Physiology, Thyroid Stimulating Hormone:
Once T3 binds to its receptor in the nucleus, it activates DNA transcription, followed by mRNA translation, and new protein synthesis. These new proteins influence many organ systems, promoting growth as well as bone and central nervous system (CNS) maturation. T3 and T4 act on almost all cells in the body to increase the basal metabolic rate. Specifically, they increase the synthesis of Na?/K?-ATPase, leading to an increase in oxygen consumption and heat production. They also act on B1 receptors in the heart to increase heart rate and contractility through increasing the number of beta-1 receptors on the myocardium such that the myocardium is more sensitive to stimulation by the sympathetic nervous system.
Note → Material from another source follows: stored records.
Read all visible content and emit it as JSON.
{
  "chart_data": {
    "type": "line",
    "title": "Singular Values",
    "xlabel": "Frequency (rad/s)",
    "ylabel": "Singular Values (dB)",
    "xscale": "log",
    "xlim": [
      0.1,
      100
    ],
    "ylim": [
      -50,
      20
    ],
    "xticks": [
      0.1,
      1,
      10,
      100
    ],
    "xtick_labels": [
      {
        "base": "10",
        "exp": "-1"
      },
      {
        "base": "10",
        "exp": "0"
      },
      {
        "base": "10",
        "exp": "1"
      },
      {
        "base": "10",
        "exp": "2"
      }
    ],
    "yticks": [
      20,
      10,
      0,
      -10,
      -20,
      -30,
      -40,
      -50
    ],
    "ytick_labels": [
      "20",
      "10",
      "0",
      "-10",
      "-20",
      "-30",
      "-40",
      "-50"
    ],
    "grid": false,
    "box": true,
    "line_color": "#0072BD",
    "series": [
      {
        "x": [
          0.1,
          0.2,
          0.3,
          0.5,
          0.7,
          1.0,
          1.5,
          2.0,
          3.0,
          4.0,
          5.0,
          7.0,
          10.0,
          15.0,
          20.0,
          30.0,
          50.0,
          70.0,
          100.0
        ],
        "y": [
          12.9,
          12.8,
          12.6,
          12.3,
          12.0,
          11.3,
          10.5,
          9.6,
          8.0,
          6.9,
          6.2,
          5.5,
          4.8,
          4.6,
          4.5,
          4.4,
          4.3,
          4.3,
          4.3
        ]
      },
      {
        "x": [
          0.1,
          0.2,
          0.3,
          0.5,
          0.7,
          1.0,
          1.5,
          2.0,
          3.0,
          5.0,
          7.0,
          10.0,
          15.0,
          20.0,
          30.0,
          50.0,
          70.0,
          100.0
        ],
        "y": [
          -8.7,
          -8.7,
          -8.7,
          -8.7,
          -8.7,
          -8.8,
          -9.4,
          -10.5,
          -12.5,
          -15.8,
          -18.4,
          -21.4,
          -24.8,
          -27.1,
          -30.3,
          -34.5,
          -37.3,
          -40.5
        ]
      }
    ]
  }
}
Thyroid hormones also activate metabolism, with an increase in glucose absorption, glycogenolysis, gluconeogenesis, lipolysis, and protein synthesis and degradation (net catabolic).[5]
One would infer that proper glucose metabolizing and protein synthesizing intestinal walls, maintain integrity of the barrier between the material in digestive transit, and the bloodstream. That's why I included the above study.